# CARBON EXPRESS MAXIMA HUNTER ARROWS



## saltyoperator (May 6, 2006)

Does anyone shoot these arrows or know anyone who does? I am thinking of switching them. I currently shoot Easton Axis 400 arrows now. Any input or opinions are greatly appreciated. They look strong and say that they are supposed to stabilize faster with the weight forward technology. Any pros or cons about getting them?


----------



## Chunky (Oct 15, 2006)

I shoot the carbon express heritage arrows and my daughters shoot the maxima. I like them because they are amoung the heaviest carbons.

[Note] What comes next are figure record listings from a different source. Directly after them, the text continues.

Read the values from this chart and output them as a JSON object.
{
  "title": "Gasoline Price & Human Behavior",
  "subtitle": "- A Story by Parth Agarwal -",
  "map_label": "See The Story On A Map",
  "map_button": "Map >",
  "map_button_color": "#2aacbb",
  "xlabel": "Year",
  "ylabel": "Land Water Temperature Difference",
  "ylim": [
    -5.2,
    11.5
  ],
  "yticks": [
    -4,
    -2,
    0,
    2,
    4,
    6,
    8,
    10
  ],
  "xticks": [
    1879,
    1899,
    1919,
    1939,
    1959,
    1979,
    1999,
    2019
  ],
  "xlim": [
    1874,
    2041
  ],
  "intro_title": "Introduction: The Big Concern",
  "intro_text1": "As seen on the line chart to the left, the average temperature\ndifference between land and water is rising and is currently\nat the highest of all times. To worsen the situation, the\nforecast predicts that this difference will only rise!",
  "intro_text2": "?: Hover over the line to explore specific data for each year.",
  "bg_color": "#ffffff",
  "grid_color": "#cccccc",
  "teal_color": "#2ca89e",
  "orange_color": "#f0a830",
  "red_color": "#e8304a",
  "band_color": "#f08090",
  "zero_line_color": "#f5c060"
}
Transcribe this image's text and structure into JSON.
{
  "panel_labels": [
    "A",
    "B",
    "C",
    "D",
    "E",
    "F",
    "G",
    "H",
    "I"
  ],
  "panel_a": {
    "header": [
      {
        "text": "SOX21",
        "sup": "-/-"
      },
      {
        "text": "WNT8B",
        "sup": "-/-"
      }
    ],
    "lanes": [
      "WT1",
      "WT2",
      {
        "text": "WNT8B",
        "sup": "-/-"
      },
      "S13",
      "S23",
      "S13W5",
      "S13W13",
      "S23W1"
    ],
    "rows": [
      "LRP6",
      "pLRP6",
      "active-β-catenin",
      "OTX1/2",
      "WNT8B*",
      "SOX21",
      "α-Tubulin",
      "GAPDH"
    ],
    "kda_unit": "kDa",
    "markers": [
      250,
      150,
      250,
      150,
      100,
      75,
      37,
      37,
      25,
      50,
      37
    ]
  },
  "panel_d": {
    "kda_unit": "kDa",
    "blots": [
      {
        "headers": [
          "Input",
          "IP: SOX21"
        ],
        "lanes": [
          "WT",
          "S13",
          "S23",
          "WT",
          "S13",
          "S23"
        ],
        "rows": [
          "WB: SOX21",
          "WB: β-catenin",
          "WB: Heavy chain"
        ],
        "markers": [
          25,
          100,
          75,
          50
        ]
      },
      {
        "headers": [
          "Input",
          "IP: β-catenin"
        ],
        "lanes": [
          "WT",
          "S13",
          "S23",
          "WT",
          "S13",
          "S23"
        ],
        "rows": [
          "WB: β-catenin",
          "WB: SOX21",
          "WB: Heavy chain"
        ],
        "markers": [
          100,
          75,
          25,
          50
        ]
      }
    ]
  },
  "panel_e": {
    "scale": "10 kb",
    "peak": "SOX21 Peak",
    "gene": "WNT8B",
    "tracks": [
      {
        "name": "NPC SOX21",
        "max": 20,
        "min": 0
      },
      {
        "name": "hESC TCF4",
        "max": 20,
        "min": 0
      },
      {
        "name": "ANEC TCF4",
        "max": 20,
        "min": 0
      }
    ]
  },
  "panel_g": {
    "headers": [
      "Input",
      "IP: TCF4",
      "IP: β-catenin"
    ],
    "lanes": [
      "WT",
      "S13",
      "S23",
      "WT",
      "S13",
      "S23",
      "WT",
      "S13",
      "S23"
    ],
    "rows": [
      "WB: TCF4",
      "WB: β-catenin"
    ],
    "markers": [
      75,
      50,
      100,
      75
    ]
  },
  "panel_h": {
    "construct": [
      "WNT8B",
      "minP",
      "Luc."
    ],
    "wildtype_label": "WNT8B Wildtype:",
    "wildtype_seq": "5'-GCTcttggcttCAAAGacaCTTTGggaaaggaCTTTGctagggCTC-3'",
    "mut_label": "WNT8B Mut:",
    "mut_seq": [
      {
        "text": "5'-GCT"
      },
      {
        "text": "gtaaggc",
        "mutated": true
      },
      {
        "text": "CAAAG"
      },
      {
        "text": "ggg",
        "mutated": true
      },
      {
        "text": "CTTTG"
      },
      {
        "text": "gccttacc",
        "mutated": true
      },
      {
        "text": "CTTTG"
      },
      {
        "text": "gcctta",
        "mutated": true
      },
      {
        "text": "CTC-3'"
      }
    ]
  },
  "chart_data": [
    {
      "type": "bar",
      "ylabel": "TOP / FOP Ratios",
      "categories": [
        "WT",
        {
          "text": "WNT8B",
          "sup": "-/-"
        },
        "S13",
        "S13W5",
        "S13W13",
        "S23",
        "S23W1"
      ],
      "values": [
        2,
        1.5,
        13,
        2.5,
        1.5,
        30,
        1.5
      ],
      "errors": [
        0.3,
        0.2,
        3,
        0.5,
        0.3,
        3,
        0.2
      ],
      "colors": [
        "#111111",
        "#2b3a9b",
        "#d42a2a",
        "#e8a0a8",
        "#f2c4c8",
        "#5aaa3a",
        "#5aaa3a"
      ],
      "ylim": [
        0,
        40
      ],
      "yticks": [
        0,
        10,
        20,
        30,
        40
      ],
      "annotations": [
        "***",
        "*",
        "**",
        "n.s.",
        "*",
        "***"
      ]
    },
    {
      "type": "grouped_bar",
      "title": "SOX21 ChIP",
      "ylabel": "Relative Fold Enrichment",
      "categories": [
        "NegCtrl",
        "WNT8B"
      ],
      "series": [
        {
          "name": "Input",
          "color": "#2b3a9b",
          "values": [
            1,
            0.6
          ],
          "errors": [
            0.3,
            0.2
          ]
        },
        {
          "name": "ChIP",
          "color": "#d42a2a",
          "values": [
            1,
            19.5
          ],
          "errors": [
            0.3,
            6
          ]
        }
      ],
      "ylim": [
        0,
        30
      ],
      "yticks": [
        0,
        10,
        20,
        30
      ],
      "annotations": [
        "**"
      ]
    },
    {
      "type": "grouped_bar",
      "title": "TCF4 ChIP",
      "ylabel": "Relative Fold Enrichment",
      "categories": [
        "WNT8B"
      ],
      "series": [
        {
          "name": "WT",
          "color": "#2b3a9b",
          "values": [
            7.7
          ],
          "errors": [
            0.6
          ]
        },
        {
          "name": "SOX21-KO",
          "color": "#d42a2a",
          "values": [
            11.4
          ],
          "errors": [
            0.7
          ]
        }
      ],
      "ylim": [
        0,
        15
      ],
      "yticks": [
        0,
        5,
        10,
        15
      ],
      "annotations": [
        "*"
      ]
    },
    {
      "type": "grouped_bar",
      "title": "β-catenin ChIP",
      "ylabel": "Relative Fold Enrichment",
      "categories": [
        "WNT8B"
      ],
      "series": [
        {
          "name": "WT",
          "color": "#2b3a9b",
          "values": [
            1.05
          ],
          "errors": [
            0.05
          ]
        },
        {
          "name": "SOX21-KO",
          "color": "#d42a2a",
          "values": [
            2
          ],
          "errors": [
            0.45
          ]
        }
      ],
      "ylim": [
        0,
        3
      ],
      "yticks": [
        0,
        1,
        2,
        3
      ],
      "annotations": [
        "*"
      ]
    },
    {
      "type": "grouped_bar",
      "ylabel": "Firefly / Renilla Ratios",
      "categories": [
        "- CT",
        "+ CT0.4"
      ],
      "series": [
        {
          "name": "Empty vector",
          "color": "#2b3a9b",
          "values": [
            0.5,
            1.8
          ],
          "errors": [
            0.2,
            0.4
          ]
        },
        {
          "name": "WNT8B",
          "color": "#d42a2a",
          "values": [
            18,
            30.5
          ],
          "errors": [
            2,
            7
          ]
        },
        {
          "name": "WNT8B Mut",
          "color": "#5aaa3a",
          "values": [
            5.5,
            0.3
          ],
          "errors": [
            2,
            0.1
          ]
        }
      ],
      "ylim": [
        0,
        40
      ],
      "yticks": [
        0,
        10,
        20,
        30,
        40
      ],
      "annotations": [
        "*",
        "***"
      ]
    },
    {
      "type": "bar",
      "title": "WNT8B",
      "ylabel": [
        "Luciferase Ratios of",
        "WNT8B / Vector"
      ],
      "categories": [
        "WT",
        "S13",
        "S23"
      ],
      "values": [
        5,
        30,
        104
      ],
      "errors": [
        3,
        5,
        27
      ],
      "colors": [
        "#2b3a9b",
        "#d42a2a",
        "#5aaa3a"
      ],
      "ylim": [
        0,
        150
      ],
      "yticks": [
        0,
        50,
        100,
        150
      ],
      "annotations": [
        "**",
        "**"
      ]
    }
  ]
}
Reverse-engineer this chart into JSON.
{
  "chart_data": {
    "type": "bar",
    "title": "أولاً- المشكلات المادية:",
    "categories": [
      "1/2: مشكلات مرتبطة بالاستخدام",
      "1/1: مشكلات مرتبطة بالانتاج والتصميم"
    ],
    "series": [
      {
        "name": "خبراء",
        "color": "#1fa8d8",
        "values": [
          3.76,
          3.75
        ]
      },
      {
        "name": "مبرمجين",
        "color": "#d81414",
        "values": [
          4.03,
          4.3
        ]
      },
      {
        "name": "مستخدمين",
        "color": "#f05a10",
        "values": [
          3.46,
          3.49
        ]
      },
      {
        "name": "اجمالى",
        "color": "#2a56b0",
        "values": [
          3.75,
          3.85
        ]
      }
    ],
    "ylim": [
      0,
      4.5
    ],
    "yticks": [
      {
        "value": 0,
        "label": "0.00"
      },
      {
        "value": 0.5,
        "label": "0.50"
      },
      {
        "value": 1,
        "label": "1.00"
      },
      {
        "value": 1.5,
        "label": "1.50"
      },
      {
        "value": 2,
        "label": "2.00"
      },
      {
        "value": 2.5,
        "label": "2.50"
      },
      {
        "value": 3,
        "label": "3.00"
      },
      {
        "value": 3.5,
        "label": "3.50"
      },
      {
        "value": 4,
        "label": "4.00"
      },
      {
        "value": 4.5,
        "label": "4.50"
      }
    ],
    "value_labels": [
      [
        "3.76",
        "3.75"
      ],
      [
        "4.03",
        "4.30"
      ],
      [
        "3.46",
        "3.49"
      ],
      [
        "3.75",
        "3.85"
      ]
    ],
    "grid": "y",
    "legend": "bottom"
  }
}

I have no complaints.


----------



## fisher__man (Jan 13, 2006)

I shoot them and love them I have had problem shooting fixed blade broad heads until switching to these arrows.


----------



## LRM (Sep 1, 2004)

Carbon Express made in Korea
Easton Made in the USA
I buy Easton, but it's your choice


----------



## TXPalerider (May 21, 2004)

I am currently shooting CE Maxima arrows and love them. Although have been considering a switch to the Maxima Hunters to pick up a little weight. 

IMO, the are well worth the xtra $$$.


----------



## Dead Wait (Mar 8, 2005)

I love mine. Except for the one I lost.


----------